Toda iniciativa legislativa hoje, precisamente porque se acha no plano ordinário, só tem valor jurídico quando compatível com as ordens jurídicas superiores: constitucional, internacional e universal. Foi decretado o fim do dogmatismo do legislador. O tempo do legalismo puro está morto.
As decisões da Corte Interamericana vinculam sim o país, vinculam obviamente o Brasil. Se a Justiça brasileira faz parte do Estado, ela também está obrigada a respeitar tais decisões. Também ela está vinculada, sob pena de novas violações à Convenção Americana. Uma nova cultura jurídica já se formou, mas muita gente ainda não se atinou para isso.

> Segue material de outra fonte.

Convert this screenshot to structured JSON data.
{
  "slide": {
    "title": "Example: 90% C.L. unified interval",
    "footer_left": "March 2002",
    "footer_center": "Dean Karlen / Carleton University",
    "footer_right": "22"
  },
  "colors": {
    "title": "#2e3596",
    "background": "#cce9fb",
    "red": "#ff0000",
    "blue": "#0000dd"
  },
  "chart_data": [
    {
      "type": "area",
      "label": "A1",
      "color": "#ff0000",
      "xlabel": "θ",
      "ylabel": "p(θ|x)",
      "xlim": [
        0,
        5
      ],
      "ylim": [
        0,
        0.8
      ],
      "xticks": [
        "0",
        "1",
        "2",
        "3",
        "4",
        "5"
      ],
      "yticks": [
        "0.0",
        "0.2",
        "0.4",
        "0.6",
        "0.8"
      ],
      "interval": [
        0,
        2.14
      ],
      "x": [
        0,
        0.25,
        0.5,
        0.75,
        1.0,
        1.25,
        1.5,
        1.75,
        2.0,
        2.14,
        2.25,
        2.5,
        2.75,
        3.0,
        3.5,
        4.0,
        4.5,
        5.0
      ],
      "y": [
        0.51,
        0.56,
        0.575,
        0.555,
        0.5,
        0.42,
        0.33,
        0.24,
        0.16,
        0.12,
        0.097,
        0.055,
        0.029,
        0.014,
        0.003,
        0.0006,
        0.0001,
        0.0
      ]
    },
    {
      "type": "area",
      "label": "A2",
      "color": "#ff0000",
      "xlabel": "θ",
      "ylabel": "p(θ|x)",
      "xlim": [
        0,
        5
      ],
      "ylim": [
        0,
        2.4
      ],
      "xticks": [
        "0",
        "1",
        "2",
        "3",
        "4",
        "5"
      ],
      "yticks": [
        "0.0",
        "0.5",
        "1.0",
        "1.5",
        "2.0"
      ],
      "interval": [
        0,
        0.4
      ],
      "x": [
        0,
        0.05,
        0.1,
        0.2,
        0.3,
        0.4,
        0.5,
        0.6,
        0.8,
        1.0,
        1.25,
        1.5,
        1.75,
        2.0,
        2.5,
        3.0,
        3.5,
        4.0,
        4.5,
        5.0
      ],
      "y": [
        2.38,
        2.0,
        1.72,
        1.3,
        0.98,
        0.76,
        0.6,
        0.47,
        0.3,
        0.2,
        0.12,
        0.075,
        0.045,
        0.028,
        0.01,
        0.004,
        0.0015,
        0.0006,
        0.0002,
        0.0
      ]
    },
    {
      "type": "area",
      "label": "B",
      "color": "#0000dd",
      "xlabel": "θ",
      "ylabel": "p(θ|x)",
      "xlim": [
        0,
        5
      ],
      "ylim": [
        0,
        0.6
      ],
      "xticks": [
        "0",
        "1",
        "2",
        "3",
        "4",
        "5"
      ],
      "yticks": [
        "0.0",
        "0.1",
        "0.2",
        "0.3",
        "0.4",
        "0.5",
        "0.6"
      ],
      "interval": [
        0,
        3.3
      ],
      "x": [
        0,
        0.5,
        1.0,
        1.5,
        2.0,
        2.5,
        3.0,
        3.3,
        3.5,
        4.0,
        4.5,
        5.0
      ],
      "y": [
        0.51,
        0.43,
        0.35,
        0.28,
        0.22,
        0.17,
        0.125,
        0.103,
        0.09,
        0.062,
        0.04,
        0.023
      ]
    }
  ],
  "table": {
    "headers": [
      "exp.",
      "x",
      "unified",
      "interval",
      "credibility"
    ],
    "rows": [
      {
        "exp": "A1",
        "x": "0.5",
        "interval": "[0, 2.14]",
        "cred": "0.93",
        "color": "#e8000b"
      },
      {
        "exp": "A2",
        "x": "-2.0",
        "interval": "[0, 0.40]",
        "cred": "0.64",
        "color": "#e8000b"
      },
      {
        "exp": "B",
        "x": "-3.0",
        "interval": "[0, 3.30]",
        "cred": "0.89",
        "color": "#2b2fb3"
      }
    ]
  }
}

A Lei de Anistia resultou de um pacto "imposto" pelo Governo militar da época. Isso significa, na visão da Corte, uma auto-anistia. Toda auto-anistia é inválida (isso já ocorreu com Argentina, Chile, Peru etc.). Pactos inválidos não consolidam a democracia, ao contrário, denegam sua existência.
A reação indignada de alguns ministros do STF frente à condenação da Corte ("Essa decisão não vale juridicamente, só tem efeitos morais e políticos" etc.) não possui nenhum valor jurídico sob a ótica do sistema internacional de proteção dos direitos humanos. Para a Corte isso é um "nada jurídico", porque suas decisões são dirigidas contra o Brasil (não contra eles, os Ministros). Aliás, o Ministério das Relações Exteriores já disse que vai cumprir a decisão. Isso é o correto, para não lançar o Brasil no rol das Repúblicas bananeiras.
O Editorial, irrefletidamente, arremata: "A Lei de Anistia continuará em vigor, sendo respeitada e aplicada pela Justiça". Nada mais equivocado. A lei de anistia brasileira, em relação aos agentes do Estado que praticaram torturas, mortes e desaparecimentos, passou a ser um "nada jurídico". O Brasil tem que cumprir a decisão da Corte, sob pena de desprestígio internacional. Justamente agora que o Brasil vem tendo certo reconhecimento mundial em termos econômicos, é estarrecedor ver tanto atraso na sua cultura jurídica internacional.